The Kenya Tea Board has announced a fall of 11.4% in tea production for the first half of 2012, a total of 158,170 tonnes against the 178,400 tonnes achieved over the same period in 2011. The Tea Board gives a full-year estimate of 360,000 tonnes, against the 2011 figure of 377,000 tonnes – a fall due mainly to the drought which raged at the beginning of the year, followed by a period of cold which hit the production zones.

Uganda experienced the same difficuties, with drought conditions obtaining in some regions from January to March 2012, and is expecting an 8% fall in production this year. George Sekitoleko, Secretary-General of the Uganda Tea Association, indicates that production in 2012 should reach 52,000 tonnes, compared to 56,000 tonnes in 2011.

Exports through the port of Mombasa, which handles tea from all East African countries, are expected to reach 207,770 tonnes for the first half of 2012, compared with 211,700 tonnes for the same period in 2011. However, this will have little financial impact because the average price of tea has increased from US$2.97 for the first 6 months of 2011, to some US$3 per kilo.

The region has also managed to broaden its export markets this year – with Brazil, Togo and Cameroon now buying more tea from Kenya and the sub-region – while traditional buyers like the United Arab Emirates, Kazakhstan, Djibouti and Indonesia have also increased their purchases. However, Egypt remains the largest customer, representing 21% of exports through Mombasa in the first semester of 2012, according to the Kenya Tea Board.

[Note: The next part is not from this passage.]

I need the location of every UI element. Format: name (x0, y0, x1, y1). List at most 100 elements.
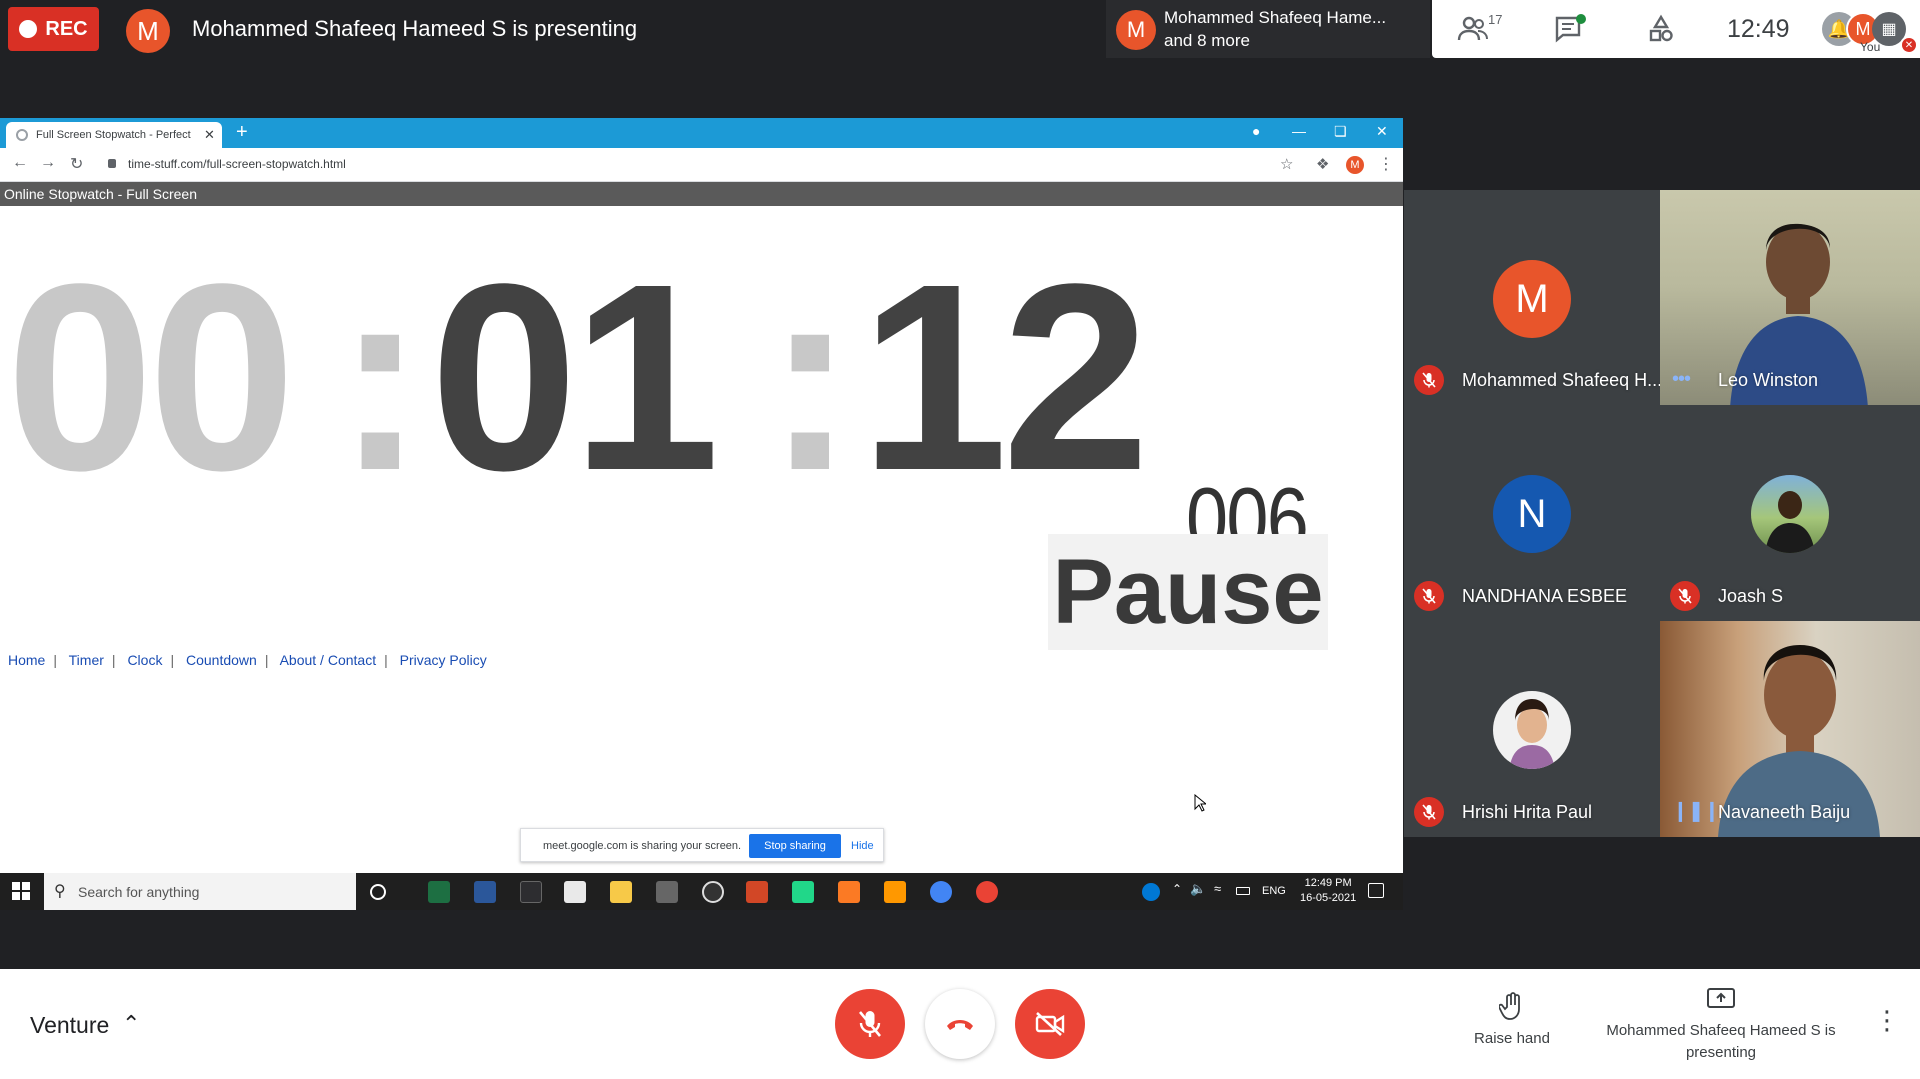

A market worth highlighting is the United Arab Emirates, where tea consumption has grown by 47% and Dubai remains a major hub, re-exporting 18,000 tonnes of tea in the years 2011–2012 alone. Local consumer habits are changing: blends are currently popular and the health benefits of tea form the subject of a big marketing campaign.  

Editorial comment

The conditions recently experienced by the East African tea industry could well recur, with meteorological and climatic factors potentially becoming the source of ever more frequent and intense disruption. The three countries of East Africa have managed to extricate themselves on this occasion, but only because other important producers such as India (with an 11.5% decline in production between January and May) also experienced similarly unfavourable weather conditions. The whole of the world tea offer has suffered, hence the rise in price.

But global competition is intensifying, and the situation may not always be so kind to East Africa. To meet these new challenges, perhaps with EU support, tea currently sold in its raw state could be processed in situ to secure greater added value. Research might also be conducted into types of tea better able to resist the vagaries of climate. Insurance mechanisms could equally be put in place to ensure producers have sufficient stocks of fertiliser at their disposal to maintain levels of production, unlike the current situation in Uganda.